Вертелась, что колесо на водяной мельнице. Самой ведьме умудрялась угодить. Но не столько изнурительный труд, сколько унижения мучили девушку. Обращались с нею, словно с собакой, а кликали — первый день Теодой, второй — Тодкой и потом — Коткой, что значит — кошка.

Поздней осенью в Вакареле престольный праздник. По уговору хозяева отпускают прислугу домой. «Погуляй пару деньков, Котка, и возвращайся на работу».

Из всех окрестных сел на престольный праздник люди стекаются: родные — чтобы повидаться; мужики — о политике, об урожае за чаркой вина потолковать; бабы — покалякать да пожаловаться на свою судьбу, а молодые, известное дело, чтобы себя показать, на других посмотреть да суженого или суженую приглядеть.

Хоровод на майдане начинается с утра. Парни гоголями ходят, девушки лебедками плывут. Волынки и пастушечьи свирели выводят «шопско хоро».[54]

Плывет, отплясывает Теодора. Глаза опустила, чтобы взгляды парней не смущали. Хоровод растет; ведущий, выписывая над головою вензеля белым платочком и ладно приговаривая, «вяжет» второй круг. Чья-то сильная рука размыкает пальцы Теодоры с подружкиными. Чуть поведя понизу глазами, девушка увидела рядом со своими мелькающими в быстром такте красными царвулями два, еще не подладившиеся под музыку, налощенные ваксой сапога. Глянула в лицо и… сбилась с такта. Черные кудри из-под форменной фуражки железнодорожника, карие глаза, ласковые и горящие, а на губах едва приметная улыбка. «Не забыла, Дора?» …Дора! Ее звали так только мать, отец да задушевные подружки. «А ты пришел, Ваня?..» «Не пришел, Дора, а прилетел, чтобы тебя увидеть да слово сказать…» Ноги сами вступили в такт танца и понесли, понесли Теодору, как вихрь несет былинку. И если бы у сердца был голос, то оно запело бы звонче и счастливей соловья.

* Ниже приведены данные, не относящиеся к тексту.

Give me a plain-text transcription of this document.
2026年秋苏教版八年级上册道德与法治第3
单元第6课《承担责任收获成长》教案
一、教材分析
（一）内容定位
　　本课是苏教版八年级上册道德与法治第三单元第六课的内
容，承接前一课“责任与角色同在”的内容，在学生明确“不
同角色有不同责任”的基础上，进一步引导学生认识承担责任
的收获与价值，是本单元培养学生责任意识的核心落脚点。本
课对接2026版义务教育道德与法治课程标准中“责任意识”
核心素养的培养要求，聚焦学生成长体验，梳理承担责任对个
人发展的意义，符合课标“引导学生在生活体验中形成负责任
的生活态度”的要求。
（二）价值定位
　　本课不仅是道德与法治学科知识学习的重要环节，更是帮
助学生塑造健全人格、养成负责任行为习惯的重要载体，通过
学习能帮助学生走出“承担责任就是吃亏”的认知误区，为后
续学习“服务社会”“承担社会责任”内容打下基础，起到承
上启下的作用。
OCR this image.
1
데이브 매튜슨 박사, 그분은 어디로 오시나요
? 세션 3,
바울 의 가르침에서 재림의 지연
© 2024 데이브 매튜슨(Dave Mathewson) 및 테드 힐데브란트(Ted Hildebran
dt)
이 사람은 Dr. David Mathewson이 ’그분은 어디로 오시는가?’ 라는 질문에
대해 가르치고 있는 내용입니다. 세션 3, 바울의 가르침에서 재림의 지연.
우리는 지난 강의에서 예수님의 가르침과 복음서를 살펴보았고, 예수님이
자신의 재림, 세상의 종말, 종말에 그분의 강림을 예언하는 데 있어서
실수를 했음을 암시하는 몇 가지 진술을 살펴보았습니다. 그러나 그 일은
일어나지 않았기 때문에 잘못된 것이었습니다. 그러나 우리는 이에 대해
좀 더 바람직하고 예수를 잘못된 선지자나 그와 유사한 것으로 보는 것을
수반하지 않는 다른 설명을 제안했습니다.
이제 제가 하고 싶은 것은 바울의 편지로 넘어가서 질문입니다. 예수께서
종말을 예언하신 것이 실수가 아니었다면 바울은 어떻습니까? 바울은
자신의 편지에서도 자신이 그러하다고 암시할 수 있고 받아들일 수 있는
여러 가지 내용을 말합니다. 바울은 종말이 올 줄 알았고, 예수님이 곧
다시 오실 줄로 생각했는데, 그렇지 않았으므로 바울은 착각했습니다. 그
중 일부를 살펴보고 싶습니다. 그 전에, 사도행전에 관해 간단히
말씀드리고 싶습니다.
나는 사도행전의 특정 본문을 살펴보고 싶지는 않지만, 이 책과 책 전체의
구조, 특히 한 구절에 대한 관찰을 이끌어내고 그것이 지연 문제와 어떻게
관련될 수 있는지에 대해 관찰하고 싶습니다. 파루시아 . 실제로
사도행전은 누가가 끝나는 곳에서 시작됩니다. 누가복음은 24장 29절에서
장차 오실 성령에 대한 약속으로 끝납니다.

На Васильев день сыграли свадьбу. Незадолго перед женитьбой путевой обходчик пригласил в гости шестерых своих братьев и наказал им взять с собою инструмент. Крыстевы — выходцы из Трынского края, Западной Болгарии. Там каждый мужчина — каменщик. Деды, отец и братья Ивана были отходниками и «кормились кельмой». С берега речки Бешеной Габры, что прорезает ущелье в двухстах шагах от Ивановой усадьбы, братья натаскали камня и за три дня отгрохали жениху домишко со спальней, горенкой и кухней. А глинобитную лачугу снесли. Под торжественные звуки кавала[55] Иван ввел молодую жену в «каменные палаты».

Так они и зажили — небогато, зато дружно. А совет в семье дороже золота.

Днем и ночью мимо домика проходили пассажирские поезда, проползали товарные эшелоны, проскакивали дрезины. Составы не ровня теперешним: пять — семь вагонов, похожих на крытые цыганские фургоны.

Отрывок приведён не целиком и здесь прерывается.